発表の後は、10分程度ほどでしたが情報交換をする自由時間をとりました。メールアドレスや携帯番号を交換したり、一緒に写真を撮ったりと、すっかり仲良くなっていました。今週末にコンケン市内を案内してもらうという話も進んでいるようです。とても楽しい交流ができました。

自己紹介の様子

自己紹介の様子

杏林生のプレゼンテーション

杏林生のプレゼンテーション

記念撮影。皆、明るくて元気です。

記念撮影。皆、明るくて元気です。

昼食後に、コンケン大学学長補佐で、今回のプログラムの受け入れの担当者でもあるナラワット先生を表敬訪問しました。学生達が一人一人英語で自己紹介をしたあと、先生からコンケン大学のバッチとマグネットをおみやげにいただきました。短い期間だがコンケンでたくさんよい経験をしていって欲しいとおっしゃっていました。

前列右から3人目がナラワット先生

前列右から3人目がナラワット先生

午後は、コンケン市から南に50km位のところにあるチョンナボット郡に行きました。
チョンナボットは絹織物が有名で、今回はその製造工程を見学するというのが主な目的でした。ただ、行ってみたら絹織物のお店とその工場はあったのですが、養蚕、糸紡ぎ、機織りの工程を見ることができませんでした。

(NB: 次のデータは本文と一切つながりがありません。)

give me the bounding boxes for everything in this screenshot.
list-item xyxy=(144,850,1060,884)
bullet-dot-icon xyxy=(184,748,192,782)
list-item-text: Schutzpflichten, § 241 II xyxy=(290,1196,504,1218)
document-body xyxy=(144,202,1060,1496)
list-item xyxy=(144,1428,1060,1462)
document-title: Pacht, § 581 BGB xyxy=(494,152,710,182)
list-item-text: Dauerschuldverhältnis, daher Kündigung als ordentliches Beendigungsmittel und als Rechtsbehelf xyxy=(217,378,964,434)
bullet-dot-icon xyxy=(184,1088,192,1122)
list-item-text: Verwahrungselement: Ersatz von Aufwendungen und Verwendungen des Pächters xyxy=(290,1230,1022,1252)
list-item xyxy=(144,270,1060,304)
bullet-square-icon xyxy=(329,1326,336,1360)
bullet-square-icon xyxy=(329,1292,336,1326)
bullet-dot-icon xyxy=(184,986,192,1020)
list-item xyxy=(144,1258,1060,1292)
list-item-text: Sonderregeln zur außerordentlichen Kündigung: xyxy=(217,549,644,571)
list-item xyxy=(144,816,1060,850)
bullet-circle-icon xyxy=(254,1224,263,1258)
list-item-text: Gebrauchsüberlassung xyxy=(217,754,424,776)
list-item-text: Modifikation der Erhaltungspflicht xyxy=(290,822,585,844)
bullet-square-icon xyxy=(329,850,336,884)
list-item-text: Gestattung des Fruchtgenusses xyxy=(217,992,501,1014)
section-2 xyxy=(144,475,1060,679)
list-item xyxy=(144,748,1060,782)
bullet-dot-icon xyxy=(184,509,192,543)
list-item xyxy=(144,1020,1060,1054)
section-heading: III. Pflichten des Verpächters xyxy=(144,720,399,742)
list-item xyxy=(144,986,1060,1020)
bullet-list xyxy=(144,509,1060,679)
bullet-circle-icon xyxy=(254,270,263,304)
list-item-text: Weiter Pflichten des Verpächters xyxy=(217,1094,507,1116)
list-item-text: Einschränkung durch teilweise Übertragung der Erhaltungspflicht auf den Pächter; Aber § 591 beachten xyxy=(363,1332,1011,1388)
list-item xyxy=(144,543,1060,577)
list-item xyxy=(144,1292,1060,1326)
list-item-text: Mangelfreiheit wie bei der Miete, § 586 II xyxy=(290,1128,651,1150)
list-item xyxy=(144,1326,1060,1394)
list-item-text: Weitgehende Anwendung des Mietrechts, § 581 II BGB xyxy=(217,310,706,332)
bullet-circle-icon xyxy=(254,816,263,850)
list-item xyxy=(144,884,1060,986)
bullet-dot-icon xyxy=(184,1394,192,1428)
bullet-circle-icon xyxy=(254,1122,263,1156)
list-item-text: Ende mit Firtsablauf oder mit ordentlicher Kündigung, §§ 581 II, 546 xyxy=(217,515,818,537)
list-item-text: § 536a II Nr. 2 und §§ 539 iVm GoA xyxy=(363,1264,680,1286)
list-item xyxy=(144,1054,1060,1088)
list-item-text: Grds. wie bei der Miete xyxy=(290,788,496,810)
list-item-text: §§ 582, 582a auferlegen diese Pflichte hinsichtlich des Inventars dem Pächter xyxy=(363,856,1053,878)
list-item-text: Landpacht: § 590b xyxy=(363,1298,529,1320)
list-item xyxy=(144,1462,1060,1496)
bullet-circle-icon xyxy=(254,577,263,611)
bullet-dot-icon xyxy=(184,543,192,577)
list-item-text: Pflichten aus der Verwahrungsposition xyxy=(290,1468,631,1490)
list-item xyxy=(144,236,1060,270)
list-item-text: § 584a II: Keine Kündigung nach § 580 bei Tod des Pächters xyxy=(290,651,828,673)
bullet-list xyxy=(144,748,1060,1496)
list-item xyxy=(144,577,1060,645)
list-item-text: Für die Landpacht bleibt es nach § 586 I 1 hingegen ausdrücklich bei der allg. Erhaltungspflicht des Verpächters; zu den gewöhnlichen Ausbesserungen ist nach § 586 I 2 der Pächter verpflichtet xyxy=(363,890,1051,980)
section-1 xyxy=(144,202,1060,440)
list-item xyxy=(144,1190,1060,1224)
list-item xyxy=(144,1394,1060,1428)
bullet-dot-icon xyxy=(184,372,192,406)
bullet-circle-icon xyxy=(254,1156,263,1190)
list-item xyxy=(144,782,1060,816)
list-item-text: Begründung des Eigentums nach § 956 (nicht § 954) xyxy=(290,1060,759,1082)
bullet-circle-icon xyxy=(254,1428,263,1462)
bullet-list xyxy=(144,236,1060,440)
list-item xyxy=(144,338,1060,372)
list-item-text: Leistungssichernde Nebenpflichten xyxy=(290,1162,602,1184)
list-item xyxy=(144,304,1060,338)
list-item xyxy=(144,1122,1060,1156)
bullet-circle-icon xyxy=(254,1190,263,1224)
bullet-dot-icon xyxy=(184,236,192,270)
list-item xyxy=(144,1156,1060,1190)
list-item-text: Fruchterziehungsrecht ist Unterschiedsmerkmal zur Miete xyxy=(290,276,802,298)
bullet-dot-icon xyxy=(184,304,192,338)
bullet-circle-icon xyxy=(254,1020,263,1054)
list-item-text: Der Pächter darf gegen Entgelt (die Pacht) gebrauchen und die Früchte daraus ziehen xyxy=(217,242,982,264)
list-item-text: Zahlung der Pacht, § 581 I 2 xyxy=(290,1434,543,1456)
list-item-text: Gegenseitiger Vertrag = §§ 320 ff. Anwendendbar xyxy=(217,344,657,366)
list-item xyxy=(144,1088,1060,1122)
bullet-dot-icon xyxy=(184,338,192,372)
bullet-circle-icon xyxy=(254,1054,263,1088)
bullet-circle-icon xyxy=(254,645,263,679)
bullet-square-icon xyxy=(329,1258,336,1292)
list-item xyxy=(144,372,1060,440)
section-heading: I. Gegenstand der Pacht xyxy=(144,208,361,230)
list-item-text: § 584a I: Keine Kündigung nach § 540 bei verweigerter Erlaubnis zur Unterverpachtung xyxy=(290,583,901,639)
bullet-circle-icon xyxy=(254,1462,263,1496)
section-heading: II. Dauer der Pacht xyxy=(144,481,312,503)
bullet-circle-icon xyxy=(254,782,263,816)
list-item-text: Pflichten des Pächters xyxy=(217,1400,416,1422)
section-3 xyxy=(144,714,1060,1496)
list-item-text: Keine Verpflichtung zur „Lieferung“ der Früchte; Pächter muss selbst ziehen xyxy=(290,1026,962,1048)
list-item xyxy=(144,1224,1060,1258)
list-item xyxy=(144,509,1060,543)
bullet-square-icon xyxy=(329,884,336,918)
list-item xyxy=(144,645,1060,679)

ガイドのスラチャイさんが、絹織物のお店の人からその行程を行っているかもしれない村の場所を教えてもらったので、そこに行ってみることにしました。

途中何ヶ所かで道を尋ねながら、やっとそれらしき村にたどり着きました。
たまたま外に出ていた女性に聞くと、養蚕をしているということだったので、見せてもらうことになりました。
この村ではほとんどの世帯が副収入源として養蚕をしているのですが、この時期は田植えが忙しいため、糸紡ぎや機織りなどの作業はやらないということでした。

突然の訪問者を快く受け入れてくれて、養蚕や糸紡ぎのことを丁寧に説明してくれたピジッドさんやご近所のみなさんには本当に感謝です。






卵(手前)→蚕(上)→繭(中央)

卵(手前)→蚕(上)→繭(中央)

この絹糸で2m四方の織物ができる。

この絹糸で2m四方の織物ができる。